Hari Pertama PSBB, Disnakertrans Jakarta Tutup 8 Perusahaan: 5 karena COVID-19, 3 Langgar Protokol Kesehatan

Sebanyak delapan perusahaan ditutup pada hari pertama pelaksanaan kebijakan PSBB pengetatan di Jakarta.

Ilustrasi (Foto: istimewa)

Sebanyak delapan perusahaan ditutup pada hari pertama pelaksanaan kebijakan PSBB pengetatan di Jakarta.

Lima perusahaan di antaranya ditutup karena ditemukan kasus positif COVID-19. Sementara tiga diantaranya melanggar protokol kesehatan pencegahan COVID-19.

Kepala Dinas Tenaga Kerja, Transmigrasi dan Energi (Disnakertrans-E) Andri Yansah mengatakan delapan perusahaan tersebut ditutup setelah pihaknya melakukan sidak pada 64 perusahaan yang ada di Jakarta.

"Kemarin kami lakukan pemeriksaan terhadap 64 perkantoran swasta, delapan di antaranya kami lakukan penutupan sementara," kata Andri saat dihubungi di Jakarta, Selasa (15/09/2020).

Lima perusahaan yang ditutup karena ditemukan kasus positif COVID-19 tiga di antaranya berada di Jakarta Barat. Kemudian masing-masing satu perusahaan di wilayah Jakarta Timur dan Jakarta Selatan.

Perusahaan yang ditutup karena tidak menjalankan protokol kesehatan pencegahan COVID-19, satu di antaranya berada di Jakarta Pusat. Sedangkan dua perusahaan lainnya berada di wilayah Jakarta Barat.

Penutupan perusahaan tersebut bersifat sementara, dengan durasi selama tiga hari untuk disinfektan dengan disemprot disinfeksi.

Andri mengatakan pihaknya terus mengawasi operasional perusahaan atau perkantoran selama pelaksanaan PSBB. Pihaknya juga sudah mengantongi data jumlah perusahaan swasta hingga jumlah pekerja yang berkegiatan di Jakarta.

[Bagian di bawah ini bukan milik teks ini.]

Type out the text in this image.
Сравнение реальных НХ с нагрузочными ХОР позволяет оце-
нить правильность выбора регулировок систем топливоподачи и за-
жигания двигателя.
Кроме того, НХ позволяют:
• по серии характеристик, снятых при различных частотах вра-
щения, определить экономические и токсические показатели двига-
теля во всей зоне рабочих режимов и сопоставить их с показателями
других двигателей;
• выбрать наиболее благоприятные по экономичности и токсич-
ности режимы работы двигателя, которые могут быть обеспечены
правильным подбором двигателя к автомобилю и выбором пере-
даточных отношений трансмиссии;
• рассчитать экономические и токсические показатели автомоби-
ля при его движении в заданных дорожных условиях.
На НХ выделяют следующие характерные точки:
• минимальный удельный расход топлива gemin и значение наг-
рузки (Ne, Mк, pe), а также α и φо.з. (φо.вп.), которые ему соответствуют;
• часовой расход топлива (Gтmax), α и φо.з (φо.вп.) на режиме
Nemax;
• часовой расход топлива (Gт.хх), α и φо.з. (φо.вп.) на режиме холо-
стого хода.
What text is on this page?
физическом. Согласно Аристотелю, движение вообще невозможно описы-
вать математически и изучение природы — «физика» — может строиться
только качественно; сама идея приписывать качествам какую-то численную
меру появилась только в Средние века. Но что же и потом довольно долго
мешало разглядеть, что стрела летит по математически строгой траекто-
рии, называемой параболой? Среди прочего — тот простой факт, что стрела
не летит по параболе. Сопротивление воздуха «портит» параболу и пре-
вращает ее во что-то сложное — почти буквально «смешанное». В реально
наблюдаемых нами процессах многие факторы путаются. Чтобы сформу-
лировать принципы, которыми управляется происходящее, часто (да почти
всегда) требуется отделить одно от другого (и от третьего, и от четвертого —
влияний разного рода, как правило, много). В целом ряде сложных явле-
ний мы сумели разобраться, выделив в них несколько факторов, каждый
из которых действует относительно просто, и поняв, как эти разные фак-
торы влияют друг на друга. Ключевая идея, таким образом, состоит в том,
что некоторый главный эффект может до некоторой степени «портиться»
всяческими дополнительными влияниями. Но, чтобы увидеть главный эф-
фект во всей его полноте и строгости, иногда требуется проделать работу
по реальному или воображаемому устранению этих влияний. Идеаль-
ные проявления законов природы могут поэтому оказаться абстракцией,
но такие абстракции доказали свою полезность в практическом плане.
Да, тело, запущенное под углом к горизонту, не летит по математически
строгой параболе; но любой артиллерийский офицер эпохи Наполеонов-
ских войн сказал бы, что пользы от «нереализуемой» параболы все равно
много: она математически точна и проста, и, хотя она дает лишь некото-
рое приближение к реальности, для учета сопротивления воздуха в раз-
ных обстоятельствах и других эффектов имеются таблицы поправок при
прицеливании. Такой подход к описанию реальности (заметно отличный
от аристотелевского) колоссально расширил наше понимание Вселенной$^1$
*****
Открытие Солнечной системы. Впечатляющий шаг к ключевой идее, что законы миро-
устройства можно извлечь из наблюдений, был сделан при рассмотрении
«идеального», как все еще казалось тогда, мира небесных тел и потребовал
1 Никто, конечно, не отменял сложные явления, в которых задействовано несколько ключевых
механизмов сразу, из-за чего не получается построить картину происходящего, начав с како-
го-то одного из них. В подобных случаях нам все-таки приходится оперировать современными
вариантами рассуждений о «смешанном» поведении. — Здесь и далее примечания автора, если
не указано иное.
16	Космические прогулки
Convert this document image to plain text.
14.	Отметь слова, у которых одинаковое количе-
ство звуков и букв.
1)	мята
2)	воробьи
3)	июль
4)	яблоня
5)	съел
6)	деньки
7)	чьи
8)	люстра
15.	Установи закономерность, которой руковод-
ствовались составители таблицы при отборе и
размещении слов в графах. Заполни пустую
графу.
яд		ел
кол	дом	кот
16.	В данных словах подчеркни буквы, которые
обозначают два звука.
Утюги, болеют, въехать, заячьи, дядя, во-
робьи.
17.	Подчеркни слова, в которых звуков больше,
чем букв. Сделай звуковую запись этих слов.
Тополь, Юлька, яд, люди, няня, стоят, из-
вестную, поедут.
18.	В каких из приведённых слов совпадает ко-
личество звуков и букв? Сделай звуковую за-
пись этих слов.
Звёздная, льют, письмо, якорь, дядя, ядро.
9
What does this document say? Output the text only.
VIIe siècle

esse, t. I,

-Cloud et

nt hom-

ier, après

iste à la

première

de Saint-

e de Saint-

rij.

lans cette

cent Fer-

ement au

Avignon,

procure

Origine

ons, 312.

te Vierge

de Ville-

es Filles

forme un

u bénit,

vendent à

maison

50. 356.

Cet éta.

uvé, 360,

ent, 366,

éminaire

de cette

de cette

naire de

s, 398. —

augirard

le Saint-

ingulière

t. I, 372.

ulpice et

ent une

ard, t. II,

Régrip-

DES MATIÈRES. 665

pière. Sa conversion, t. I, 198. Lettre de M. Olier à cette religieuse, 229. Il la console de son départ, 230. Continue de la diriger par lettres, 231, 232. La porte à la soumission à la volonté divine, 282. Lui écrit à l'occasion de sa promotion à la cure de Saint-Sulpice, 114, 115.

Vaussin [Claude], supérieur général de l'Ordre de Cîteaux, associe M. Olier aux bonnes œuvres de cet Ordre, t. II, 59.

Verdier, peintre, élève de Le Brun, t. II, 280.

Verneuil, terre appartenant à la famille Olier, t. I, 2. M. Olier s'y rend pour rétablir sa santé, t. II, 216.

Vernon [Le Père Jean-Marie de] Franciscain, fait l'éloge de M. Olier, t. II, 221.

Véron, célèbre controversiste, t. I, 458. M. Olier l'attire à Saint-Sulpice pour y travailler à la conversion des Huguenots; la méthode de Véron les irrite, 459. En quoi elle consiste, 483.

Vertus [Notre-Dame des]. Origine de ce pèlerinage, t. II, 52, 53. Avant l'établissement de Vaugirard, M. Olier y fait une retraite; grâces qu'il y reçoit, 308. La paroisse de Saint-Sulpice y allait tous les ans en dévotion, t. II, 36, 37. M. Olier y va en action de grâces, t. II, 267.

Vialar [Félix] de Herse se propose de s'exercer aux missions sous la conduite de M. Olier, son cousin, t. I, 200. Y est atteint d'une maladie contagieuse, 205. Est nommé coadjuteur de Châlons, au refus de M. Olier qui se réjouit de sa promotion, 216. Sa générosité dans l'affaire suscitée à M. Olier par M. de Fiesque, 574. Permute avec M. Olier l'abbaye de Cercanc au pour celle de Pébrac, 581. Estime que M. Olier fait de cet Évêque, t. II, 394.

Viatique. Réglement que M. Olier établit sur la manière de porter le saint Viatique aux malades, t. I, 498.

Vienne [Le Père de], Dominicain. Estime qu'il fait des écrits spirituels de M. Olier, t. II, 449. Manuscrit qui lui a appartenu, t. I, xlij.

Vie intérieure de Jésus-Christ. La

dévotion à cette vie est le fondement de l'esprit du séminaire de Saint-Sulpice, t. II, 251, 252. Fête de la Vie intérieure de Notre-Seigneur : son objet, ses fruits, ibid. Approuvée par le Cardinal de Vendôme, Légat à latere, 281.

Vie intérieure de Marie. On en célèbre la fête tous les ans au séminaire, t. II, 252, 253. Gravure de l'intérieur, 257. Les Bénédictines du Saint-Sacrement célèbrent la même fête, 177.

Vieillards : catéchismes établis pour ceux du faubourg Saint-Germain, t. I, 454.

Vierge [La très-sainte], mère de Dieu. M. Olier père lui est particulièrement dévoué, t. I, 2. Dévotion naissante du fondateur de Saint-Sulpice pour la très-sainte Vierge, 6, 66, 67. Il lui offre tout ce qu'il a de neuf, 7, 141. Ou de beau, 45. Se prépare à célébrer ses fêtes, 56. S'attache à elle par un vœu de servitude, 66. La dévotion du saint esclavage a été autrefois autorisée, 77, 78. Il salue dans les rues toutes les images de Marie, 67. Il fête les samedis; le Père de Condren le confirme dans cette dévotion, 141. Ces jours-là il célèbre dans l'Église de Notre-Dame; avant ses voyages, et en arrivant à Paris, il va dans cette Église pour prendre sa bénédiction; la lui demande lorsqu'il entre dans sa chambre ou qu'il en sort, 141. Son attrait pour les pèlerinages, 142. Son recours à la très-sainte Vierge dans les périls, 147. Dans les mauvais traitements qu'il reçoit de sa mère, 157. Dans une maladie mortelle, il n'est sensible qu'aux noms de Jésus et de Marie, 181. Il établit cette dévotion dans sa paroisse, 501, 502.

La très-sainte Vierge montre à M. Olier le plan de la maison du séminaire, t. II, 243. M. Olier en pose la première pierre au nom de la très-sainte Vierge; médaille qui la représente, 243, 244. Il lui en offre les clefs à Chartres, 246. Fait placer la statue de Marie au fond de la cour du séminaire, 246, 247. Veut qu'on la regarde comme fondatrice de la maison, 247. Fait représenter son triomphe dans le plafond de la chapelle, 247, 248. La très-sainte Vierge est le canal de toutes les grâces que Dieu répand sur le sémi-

Selain itu, Disnakertrans juga meminta agar perusahaan membuat laporan mengenai jumlah karyawan yang melakukan kerja dari rumah (work from home/WFH) dan pekerja yang bekerja langsung di kantor. Pihaknya tetap melakukan pemeriksaan dan pengawasan dari jadwal yang sudah disusun.

Dalam pelaksanaan PSBB kali ini, Pemprov DKI masih mengizinkan perusahaan atau perkantoran beroperasi. Namun kapasitas perusahaan atau perkantoran swasta dan pemerintahan dibatasi hanya 25 persen dari kapasitas normal.

Untuk 11 sektor usaha/bisnis vital atau esensial dapat beroperasi dengan kapasitas pekerja maksimal sebesar 50 persen dari kapasitas normal.

Sektor usaha vital tersebut adalah kesehatan, bahan pangan/makanan/minuman, energi, dan komunikasi dan teknologi informatika. Kemudian, keuangan, logistik, perhotelan, konstruksi dan industri strategis.

Lalu, pelayanan dasar, utilitas publik, dan industri yang ditetapkan sebagai objek vital nasional dan objek tertentu serta pemenuhan kebutuhan sehari-hari.